PW: You won a Pulitzer for your biography of Truman. How was writing the biography John Adams different?

DM: With this book there was no one to interview, there's no photography and no newspaper reportage, to which we are accustomed, which is a vast difference. The quality and quantity of the letters makes up for the lack of reportage, and John Adams's diaries are very revealing. It was an excess of riches for a biographer. I had never worked in the 18th century, and as I tell my wife, I like it there so well I may never come back.

PW: But because you have no firsthand knowledge of the 18th century, did you have to start researching from scratch to develop a context?

DM: One of the fundamental requirements of writing good history or good biography is to see things in the context of the time in which they happened, the culture, the emotional ecology, if you will, in which it happened. Not just to know, but to feel what it was like to live in the 18th century.
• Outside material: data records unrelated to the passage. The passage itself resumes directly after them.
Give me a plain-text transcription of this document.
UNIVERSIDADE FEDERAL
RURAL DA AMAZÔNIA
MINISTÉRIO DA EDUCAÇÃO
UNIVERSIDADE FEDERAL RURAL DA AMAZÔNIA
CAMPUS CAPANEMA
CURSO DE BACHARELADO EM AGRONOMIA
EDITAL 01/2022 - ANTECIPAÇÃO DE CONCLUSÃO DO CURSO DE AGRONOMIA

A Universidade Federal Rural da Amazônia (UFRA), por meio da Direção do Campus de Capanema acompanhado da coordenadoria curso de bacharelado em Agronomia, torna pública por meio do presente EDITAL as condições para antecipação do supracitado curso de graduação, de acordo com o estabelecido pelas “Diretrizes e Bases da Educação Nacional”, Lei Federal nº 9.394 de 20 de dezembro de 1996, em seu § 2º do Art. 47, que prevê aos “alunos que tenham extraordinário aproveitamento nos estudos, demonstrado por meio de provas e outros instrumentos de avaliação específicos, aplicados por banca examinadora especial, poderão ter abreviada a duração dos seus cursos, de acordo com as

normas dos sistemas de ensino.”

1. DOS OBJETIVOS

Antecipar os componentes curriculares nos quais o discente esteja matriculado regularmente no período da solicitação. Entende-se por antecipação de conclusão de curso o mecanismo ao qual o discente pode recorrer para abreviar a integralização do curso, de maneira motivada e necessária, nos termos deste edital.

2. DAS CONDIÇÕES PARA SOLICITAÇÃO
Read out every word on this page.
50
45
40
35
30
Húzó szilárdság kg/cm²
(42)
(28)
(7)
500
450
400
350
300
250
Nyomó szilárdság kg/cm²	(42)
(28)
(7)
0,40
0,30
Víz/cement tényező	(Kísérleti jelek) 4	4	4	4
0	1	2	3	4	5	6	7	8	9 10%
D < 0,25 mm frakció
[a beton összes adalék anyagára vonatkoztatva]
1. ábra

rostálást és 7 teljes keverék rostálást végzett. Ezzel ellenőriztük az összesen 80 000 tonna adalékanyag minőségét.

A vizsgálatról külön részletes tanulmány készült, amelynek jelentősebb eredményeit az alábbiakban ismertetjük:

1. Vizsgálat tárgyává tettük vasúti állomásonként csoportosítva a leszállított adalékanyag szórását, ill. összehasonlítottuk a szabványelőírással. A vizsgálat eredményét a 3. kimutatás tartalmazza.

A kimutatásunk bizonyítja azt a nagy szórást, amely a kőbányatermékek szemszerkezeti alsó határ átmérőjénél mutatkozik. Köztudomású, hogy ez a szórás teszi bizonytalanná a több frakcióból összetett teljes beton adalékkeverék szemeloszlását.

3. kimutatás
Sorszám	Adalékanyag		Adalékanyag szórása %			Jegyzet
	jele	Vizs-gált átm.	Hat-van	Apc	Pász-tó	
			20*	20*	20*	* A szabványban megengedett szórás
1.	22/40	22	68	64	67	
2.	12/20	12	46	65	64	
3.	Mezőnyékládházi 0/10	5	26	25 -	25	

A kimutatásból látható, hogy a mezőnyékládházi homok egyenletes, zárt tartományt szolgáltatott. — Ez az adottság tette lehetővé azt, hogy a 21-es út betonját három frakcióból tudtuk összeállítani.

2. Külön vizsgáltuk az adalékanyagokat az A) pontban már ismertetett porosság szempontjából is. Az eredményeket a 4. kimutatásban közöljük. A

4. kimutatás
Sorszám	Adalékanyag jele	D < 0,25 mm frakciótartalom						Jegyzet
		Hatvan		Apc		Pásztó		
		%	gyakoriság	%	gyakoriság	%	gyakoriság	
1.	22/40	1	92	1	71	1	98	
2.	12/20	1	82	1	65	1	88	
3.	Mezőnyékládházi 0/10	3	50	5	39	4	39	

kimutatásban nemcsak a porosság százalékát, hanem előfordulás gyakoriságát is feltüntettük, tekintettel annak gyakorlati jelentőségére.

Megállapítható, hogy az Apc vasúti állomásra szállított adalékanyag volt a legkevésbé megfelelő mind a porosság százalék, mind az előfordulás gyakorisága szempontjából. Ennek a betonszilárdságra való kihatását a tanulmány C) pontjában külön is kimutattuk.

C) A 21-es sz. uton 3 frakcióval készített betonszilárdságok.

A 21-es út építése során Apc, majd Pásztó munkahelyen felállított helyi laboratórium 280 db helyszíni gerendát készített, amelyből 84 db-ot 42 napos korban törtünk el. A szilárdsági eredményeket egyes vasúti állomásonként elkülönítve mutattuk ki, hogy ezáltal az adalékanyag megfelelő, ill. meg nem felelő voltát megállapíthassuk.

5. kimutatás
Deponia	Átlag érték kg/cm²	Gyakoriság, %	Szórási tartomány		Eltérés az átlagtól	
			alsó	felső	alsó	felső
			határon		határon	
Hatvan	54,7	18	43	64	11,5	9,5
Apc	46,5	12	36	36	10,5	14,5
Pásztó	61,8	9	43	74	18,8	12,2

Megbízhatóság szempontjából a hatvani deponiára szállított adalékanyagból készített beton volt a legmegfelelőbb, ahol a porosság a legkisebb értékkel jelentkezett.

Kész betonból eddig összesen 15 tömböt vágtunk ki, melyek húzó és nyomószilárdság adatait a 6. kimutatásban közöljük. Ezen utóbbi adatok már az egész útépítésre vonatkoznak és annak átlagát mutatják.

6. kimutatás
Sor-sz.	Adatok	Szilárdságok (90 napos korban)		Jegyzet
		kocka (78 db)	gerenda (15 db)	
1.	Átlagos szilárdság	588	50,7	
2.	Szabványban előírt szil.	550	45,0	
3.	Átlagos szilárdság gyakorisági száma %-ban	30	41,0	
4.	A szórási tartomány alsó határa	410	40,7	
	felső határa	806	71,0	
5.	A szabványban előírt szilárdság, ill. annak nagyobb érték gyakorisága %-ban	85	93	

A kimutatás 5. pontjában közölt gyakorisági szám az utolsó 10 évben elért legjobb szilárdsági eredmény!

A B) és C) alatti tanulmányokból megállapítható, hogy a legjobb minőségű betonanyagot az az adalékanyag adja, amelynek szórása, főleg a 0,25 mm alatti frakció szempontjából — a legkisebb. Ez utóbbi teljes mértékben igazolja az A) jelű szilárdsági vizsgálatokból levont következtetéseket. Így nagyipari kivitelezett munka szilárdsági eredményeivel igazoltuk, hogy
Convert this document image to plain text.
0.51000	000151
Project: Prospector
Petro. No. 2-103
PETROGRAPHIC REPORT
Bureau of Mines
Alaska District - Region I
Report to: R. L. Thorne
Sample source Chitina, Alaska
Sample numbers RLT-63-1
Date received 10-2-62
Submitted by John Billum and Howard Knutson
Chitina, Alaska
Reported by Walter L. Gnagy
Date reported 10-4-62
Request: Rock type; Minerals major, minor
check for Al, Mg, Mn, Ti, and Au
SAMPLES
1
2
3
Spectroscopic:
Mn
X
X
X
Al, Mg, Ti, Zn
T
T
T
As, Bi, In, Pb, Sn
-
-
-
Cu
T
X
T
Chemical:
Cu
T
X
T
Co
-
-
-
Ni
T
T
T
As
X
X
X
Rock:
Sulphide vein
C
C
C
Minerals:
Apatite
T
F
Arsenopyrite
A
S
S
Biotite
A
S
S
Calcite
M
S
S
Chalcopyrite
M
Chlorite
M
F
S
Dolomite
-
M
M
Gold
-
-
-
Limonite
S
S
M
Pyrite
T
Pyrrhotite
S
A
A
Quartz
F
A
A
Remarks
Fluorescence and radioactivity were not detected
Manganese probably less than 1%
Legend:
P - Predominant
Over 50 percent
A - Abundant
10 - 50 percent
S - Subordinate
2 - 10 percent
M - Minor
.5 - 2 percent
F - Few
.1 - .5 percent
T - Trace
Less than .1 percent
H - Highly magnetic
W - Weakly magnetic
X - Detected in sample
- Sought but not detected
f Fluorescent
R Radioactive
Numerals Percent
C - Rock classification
What was it like when smallpox or yellow fever swept through a city? What was it like to go from Boston, Mass., to Philadelphia on horseback in the dead of winter, when there were no bridges over the rivers between the two cities? I've spent a good part of the last six years trying to read what John and Abigail Adams read. People like Samuel Johnson, Defoe and Swift, and Tobias Smollett, or Voltaire. It's just marvelous, the quality of the prose and the quality of the thinking.

PW: You're trying to recreate a feeling for yourself of what it might have been like to live in that period?

DM: Yes. You have to remember that the people who were caught up in the action of times past have no more sense of how things will come out in the future than we do now. I think it is essential to discover why things happen as they do, why things happened the way they did. Nothing was preordained or on a track. The more ways that one can find in tactile fashion to bridge the divide between our time and theirs, the more helpful it is. I try to go everywhere possible that I can to where things happened and to go at the same time of the year when things took place. John and Abigail Adams wrote well over 1,000 letters to each other. The key to the excitement of this book for me is that John Adams, more than any other of the characters in the American Revolution, takes you into his confidence and tells you more about his inner life, his feelings, than all of them. So it is possible to know Adams far better than anyone else of that time.

PW: The letters provided you with the core of your material?

DM: This is some of the most wonderful material I've ever had to work with. The Adamses left us so much. It's a biographer's dream because you can get below the surface of their lives, which is almost impossible ordinarily. Because the Adamses' letters were written on rag paper in the 18th century, the letters are in as good shape as they were when they were written. He lived longer than anyone in our history and had more to say. He was a great talker, whether on paper or in life.